The EPA also says that traces of radioactive waste remain on excavation equipment that could be later used in construction projects, although the level of safety for such radiation is still uncertain.
The drilling boom in the US has alarmed environmentalists and public health groups. Many have since been pressuring authorities in energy producing states, like Texas and West Virginia, to tighten controls on drilling sites.
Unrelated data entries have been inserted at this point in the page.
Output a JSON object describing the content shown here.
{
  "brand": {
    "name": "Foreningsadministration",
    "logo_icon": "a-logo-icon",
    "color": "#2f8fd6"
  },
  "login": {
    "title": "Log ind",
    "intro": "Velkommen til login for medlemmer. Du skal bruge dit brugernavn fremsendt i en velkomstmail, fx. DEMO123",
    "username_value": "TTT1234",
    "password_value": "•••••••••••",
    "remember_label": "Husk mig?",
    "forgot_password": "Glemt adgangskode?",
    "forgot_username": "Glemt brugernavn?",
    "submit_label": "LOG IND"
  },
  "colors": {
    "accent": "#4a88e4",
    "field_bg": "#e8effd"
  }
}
Some state governments have heeded their pleas, increasing scrutiny on operators and revising limits for landfills, sometimes retroactively, as happened in North Dakota where bags full of toxic trash were recently found in an abandoned building.
Yet some US states have been lax about their waste control, allowing many drilling well operators to bury their waste unchecked onsite.
There are no exact estimates about the total toxic waste output, but the figure for West Virginia’s landfills currently stands at 721,000 tons last year, with monthly amounts tripling since December, Bloomberg said.
It is the sheer amount of radioactive debris that makes the skin of environmental protection experts crawl. Drilling activity has been on the rise in the US since 1970, but it’s only in the past decade that the intensity of energy production has hiked, resulting in more waste than ever.
The question is where to store all this toxic waste. Two months ago, a mysterious radiation leak was discovered at the US government’s only nuclear-waste repository in New Mexico. The Waste Isolation Pilot Plant, an underground salt mine, is still on lockdown pending the results of the investigation.
Texas, which leads oil and gas production in the US, has been accepting radioactive waste from other sites. It allows the toxic debris to be buried in landfills, in onsite pits, or be mixed into the soil near a drilling well, and has no intention to rethink its policy.